Судя по всему, мои родители, пережив испытания последних лет, решили восстановить распавшуюся семью.
Поселок, куда мы приехали был расположен на месте старой помещичьей усадьбы, которой до революции владел известный не только в наших краях коннозаводчик – граф Орлов. Теперь здесь был зерносовхоз, директором его был мой отец и, кроме того, в его ведении был еще старинный конный завод – армии поставлялись зерно и первоклассные лошади. В прошлом году, когда немцы еще стояли в Воронеже, была опасность приближения фронта. На этот случай у отца были инструкции по сворачиванию хозяйства и создании своими силами партизанского отряда.
Но немцы сюда не дошли и война не тронула этих мест.
Для меня словно мир широко открылся, распахнулся: из тесноты зажатого песками аула я попал в обширную усадьбу с огромным старым парком, садом, прудами… Я заново открывал для себя мир, в котором так непривычно много было редкого, по моим понятиям, вещества – воды. И не только в прудах, казавшихся мне огромными. Я обнаружил, что по небу облака ходят и существует такая удивительная вещь – дождь, щедро проливающийся на землю, которая пьет его вдоволь; я даже, к удивлению своему, узнал, что вода, упавшая с неба, может собираться прямо на земле, образуя лужи.
Мной овладело сильное чувство – у меня есть отец. Я здорово поддался его обаянию. Видеться с ним удавалось нечасто – целыми днями он пропадал на работе. И редкие встречи превращались в праздник.
Еще грохотала война, на которую снова отбыла моя родная мать, а я – таково, увы, свойство детства – я был, кажется, почти счастлив, потому что мама Таня пока еще оставалась со мной.

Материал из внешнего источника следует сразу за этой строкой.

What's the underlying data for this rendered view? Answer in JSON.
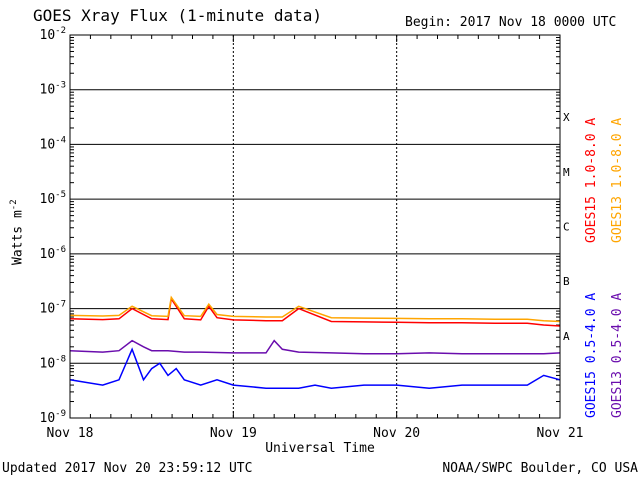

Была еще одна причина для радости. В эвакуации по-русски я разговаривал только с мамой Таней, теперь же, возвратясь, я слышал повсюду – и в доме, и на улице – русскую речь и с удовольствием вслушивался в нее, наверно так истомленный жаждой путник приникает к роднику. Тогда я, конечно, не знал, отчего это со мной происходит, теперь понимаю: родная речь стала для меня неким паролем, сигналом, возвестившим о возвращении, казалось бы, утраченной атмосферы моего детства.
Меня начали приобщать к чтению.
Одно из первых слов, по которому я учился читать, было на обложке книги, и слово это было – Пушкин. Мне уже читали вслух его стихи, некоторые из них я знал наизусть. О самом Пушкине я не думал как о человеке, слагавшем стихотворения. Самый звук этого имени заключал в себе неясное для меня явление, какую-то стихию, захватывающую и соединявшую в себе всё: и завораживающую музыку, и замечательные картины окружающего мира… И всё это звучало и двигалось, а слова как будто уходили в тень, я как-то их не ощущал. Это похоже было на чудо. И казалось, что оно явилось само, что оно рождено не человеком – нет! Рождено той самой жизнью, которой теперь я жил: той же осенью, когда раскинутое на все стороны пасмурное небо дышит холодом, или тою же зимой с ее вьюгами, снежными вихрями и чудесными днями, когда, под сияющим солнцем, со сверкающими снегами, во время катания на санках займется палец на морозе, а тебе и больно, и смешно… В этом мире под небом Пушкин был вокруг и во мне самом. И эти, насыщенные музыкой родной речи, картины были моими.
Запомнилось празднование Нового 1944-го года.
Приближение праздника несло с собой надежды на скорую победу, взрослые каждый день обсуждали дела на фронте. Я подходил к висевшей на двери картинке с фокусом: на ней был изображен гладкий, напыжившийся урод с косой челкой и грязным пятном под носом. Я знал, что это – Гитлер, и с удовольствием проделывал придуманную автором рисунка операцию: встав на цыпочки и дотянувшись до шнурка на резинке, я тянул его вниз и… Поскольку картинка специально была сложена гармошкой, она растягивалась и чванливый фюрер во мгновение ока превращался в жалкого оборванца с гусиной шеей, дрожащего перед штыком красноармейца.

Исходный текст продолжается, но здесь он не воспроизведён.